Selbstveröffentlichte Nachhaltigkeitsberichte
Um den Webauftritt von Unternehmen grüner zu gestalten, werden Nachhaltigkeitsberichte des Unternehmens und Mitgliedschaften in Organisationen gerne publik gemacht. Wie schon zuvor kann Nachhaltigkeitsberichten nicht immer eine hohe Aussagekraft zugemessen werden, da wie bei Siegeln aus dem eigenen Hause, meist kein unabhängiges Institut dahinter steht. Da Umweltberichte häufig gesondert von Finanzberichten veröffentlicht werden, unterliegen sie auch keiner Kontrolle von Wirtschaftsprüfern. Auch Mitgliedschaften in verschiedenen gemeinnützigen Organisationen, müssen keinen großen Aussagewert über das Engagement eines Unternehmen haben. Jeder der in der Schule eine Gruppenarbeit machen musste, weiß warum.
Irreführende Bilder
Passend zu der umweltpositiven Sprache werden häufig Bilder präsentiert, die glückliche Tiere, grüne Wiesen und zufriedene Arbeiter zeigen. Nicht immer müssen diese Bilder tatsächliche Produktionsverhältnisse zeigen, oder gar in irgendeinem Zusammenhang mit dem Unternehmen stehen. Trotzdem rufen diese Bilder bei dem potenziellen Konsumenten eine klare Vorstellung darüber hervor, wie das Unternehmen abseits ihrer Webseite agiert. Assoziationen wie diese können allerdings irreführend sein und in ihrer Gesamtheit dazu verführen, als Konsument nicht hinter das von Unternehmen idyllisch gezeichnete Bild zu blicken.

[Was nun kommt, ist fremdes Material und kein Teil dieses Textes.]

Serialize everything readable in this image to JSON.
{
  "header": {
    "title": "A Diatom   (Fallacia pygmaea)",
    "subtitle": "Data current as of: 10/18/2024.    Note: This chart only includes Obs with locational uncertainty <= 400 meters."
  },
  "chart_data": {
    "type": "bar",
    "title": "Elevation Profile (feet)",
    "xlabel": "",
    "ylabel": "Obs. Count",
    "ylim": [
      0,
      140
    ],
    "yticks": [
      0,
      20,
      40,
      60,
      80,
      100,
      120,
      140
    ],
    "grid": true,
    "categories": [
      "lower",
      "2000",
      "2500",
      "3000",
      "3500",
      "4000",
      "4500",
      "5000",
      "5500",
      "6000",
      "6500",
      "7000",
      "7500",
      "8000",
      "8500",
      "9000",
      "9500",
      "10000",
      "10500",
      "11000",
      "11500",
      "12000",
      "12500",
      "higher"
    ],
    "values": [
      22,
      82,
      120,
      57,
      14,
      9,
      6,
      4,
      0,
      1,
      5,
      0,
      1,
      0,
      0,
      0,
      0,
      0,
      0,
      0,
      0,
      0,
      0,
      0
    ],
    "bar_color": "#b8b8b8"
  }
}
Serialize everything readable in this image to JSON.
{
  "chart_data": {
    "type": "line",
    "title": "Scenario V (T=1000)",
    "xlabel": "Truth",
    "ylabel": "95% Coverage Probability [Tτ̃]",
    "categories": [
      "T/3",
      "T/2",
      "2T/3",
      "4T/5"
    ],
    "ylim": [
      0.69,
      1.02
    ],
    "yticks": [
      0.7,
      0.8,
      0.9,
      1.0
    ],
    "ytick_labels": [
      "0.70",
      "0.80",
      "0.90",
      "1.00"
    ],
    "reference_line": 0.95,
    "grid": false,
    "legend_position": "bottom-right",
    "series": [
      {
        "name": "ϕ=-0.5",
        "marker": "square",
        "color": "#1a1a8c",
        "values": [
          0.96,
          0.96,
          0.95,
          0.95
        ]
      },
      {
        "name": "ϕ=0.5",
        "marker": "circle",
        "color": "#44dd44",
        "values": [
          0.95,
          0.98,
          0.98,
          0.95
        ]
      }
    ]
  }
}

Allgemeine Präsenz der Unternehmen
Oftmals wenden sich Unternehmen an Schulen, um Bildungsprogramme, wie zum Beispiel eine Umwelterziehung, anzubieten. Dabei wird das Engagement der Unternehmen in Nachhaltigkeitsthemen häufig als sehr positiv dargestellt. Lohnenswert an diesen Bildungsprogrammen ist, dass mindestens der Name des Unternehmens bekannter wird und bestenfalls mit den Schüler*innen eine neue Konsumentengruppe erschlossen wird. In aller Munde zu bleiben, ist auch häufig das Motiv hinter großen Bekanntgaben von Unternehmen, die in Wirklichkeit nur eine geringfügige Auswirkung haben, oder gar erst in Planung sind. So werden zum Beispiel nachhaltige Kollektion großer Textilunternehmen ausgiebig präsentiert, obwohl sie vielleicht nur aus geringen Stückzahlen bestehen und limitiert sind, oder ein unverkäufliches Pilotprojekt ist.
1. Achte auf eine positiv klingende Wortwahl – nicht alles ist aussagekräftig!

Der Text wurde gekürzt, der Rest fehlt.